Zeichen mit einer X-rezessiven Vererbung sind bei Männern viel häufiger als bei Frauen. Männer sind gemäß diesen Loci hemizygot, daher treten in Gegenwart des farbenblinden Allels oder der Hämophilie in ihrem einzigen X-Chromosom die entsprechenden Krankheiten auf. Bei Frauen kann sich Farbenblindheit oder Hämophilie nur in einem homozygoten Zustand manifestieren: in Gegenwart rezessiver Allele in beiden X-Chromosomen. Söhne erben diese Merkmale von Müttern (100% der Söhne, wenn die Mutter homozygot ist, und 50% der Söhne, wenn sie heterozygot ist). Für die Manifestation von Farbenblindheit oder Hämophilie bei Töchtern ist das Vorhandensein eines geeigneten Merkmals beim Vater erforderlich, während die Mutter für dieses Merkmal homozygot oder heterozygot sein kann.

Arten der Vererbung von Zeichen. Unabhängig, ineinandergreifend. Autosomal dominante und autosomal rezessive Vererbungstypen. X-verknüpfte Vererbung. Y-verknüpfte Vererbung. Beispiele.

Unabhängige Vererbung - Jedes Zeichenpaar wird unabhängig von den anderen Paaren vererbt und ergibt eine 3: 1-Aufteilung für jedes Paar (wie im Fall von Monohybridkreuzen).
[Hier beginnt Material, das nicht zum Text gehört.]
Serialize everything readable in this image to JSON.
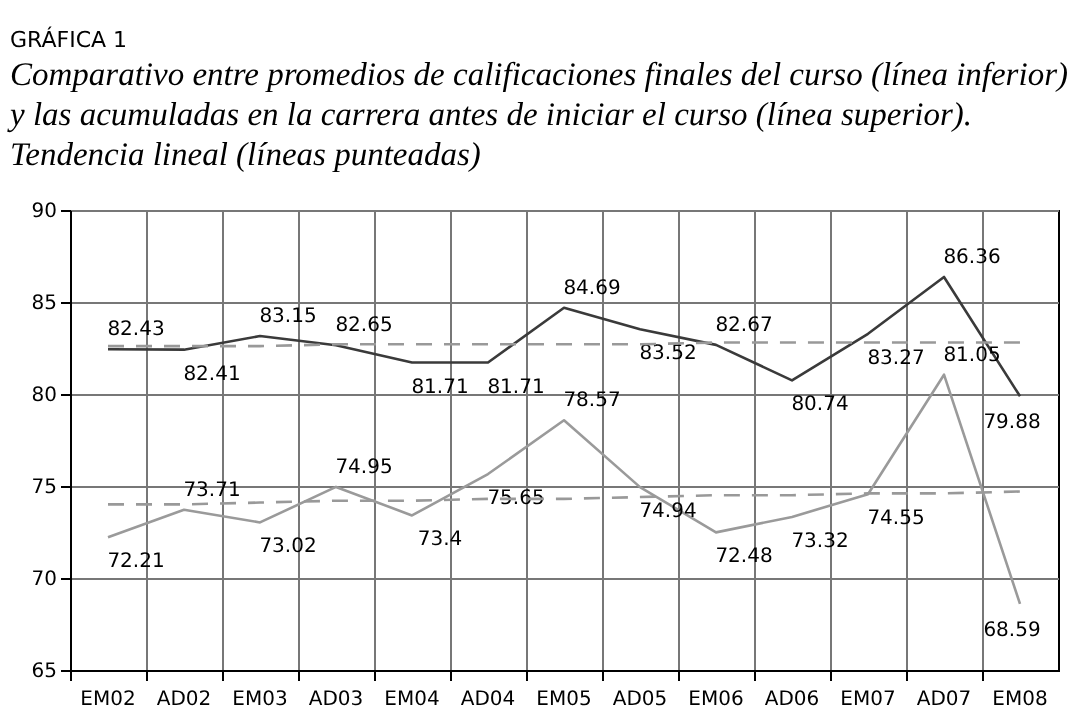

Beispiel: Wenn in der zweiten Generation Erbsenpflanzen mit gelben und glatten Samen (dominante Merkmale) mit Pflanzen mit grünen und faltigen Samen (rezessive Merkmale) gekreuzt werden, erfolgt die Aufspaltung im Verhältnis 3: 1 (drei Teile gelbe und ein Teil grüne Samen) und 3: 1 (drei Teile glatte und ein Teil faltige Samen). Das Aufteilen nach einem Merkmal ist unabhängig vom Aufteilen auf andere Weise..
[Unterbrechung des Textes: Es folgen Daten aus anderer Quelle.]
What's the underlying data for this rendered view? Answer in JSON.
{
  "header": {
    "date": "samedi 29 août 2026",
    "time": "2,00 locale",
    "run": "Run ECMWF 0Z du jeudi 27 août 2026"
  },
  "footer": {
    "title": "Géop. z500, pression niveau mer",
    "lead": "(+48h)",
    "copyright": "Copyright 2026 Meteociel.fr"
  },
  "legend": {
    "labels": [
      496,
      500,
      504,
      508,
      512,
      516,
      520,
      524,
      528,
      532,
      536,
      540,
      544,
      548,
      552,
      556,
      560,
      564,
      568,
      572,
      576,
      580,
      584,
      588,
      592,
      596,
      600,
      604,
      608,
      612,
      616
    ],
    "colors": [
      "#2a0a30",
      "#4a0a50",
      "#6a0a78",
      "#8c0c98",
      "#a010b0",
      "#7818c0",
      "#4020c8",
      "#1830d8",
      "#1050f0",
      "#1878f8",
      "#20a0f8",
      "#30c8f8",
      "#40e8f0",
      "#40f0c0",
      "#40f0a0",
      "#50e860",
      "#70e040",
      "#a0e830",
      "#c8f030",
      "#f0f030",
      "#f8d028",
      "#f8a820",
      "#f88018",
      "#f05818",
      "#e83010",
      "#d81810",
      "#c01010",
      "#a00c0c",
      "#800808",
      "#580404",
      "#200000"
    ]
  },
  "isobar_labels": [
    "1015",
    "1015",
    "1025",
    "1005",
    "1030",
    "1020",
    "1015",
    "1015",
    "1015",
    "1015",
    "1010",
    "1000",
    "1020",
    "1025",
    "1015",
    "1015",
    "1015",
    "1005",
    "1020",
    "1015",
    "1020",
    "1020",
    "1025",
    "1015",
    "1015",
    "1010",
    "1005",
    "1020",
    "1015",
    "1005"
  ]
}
Verknüpfte Vererbung - Vererbung von Merkmalen, deren Gene auf demselben Chromosom lokalisiert sind. Die Stärke der Adhäsion zwischen Genen hängt vom Abstand zwischen ihnen ab: Je weiter die Gene voneinander entfernt sind, desto höher ist die Übergangsfrequenz und umgekehrt. Vollständige Verknüpfung ist eine Art verknüpfter Vererbung, bei der die Gene der analysierten Merkmale so nahe beieinander liegen, dass ein Übergang zwischen ihnen unmöglich wird. Eine unvollständige Verknüpfung ist eine Art verknüpfter Vererbung, bei der sich die Gene der analysierten Merkmale in einem bestimmten Abstand voneinander befinden, wodurch ein Übergang zwischen ihnen möglich wird. Beispiel: Hämophilie (erhöhte Blutung, Hämophilie - eine geschlechtsgebundene rezessive Erkrankung, bei der die Bildung von Faktor VIII, die die Blutgerinnung beschleunigt, beeinträchtigt ist), Farbenblindheit (eine Sehstörung, bei der eine Person nicht zwischen Rot und Grün unterscheidet). Farbenblindheit, partielle Farbenblindheit, eine Art Farbsehstörung. Diese Krankheit wurde erstmals 1794 beschrieben. Farbenblindheit tritt bei 8% der Männer und bei 0,5% der Frauen auf.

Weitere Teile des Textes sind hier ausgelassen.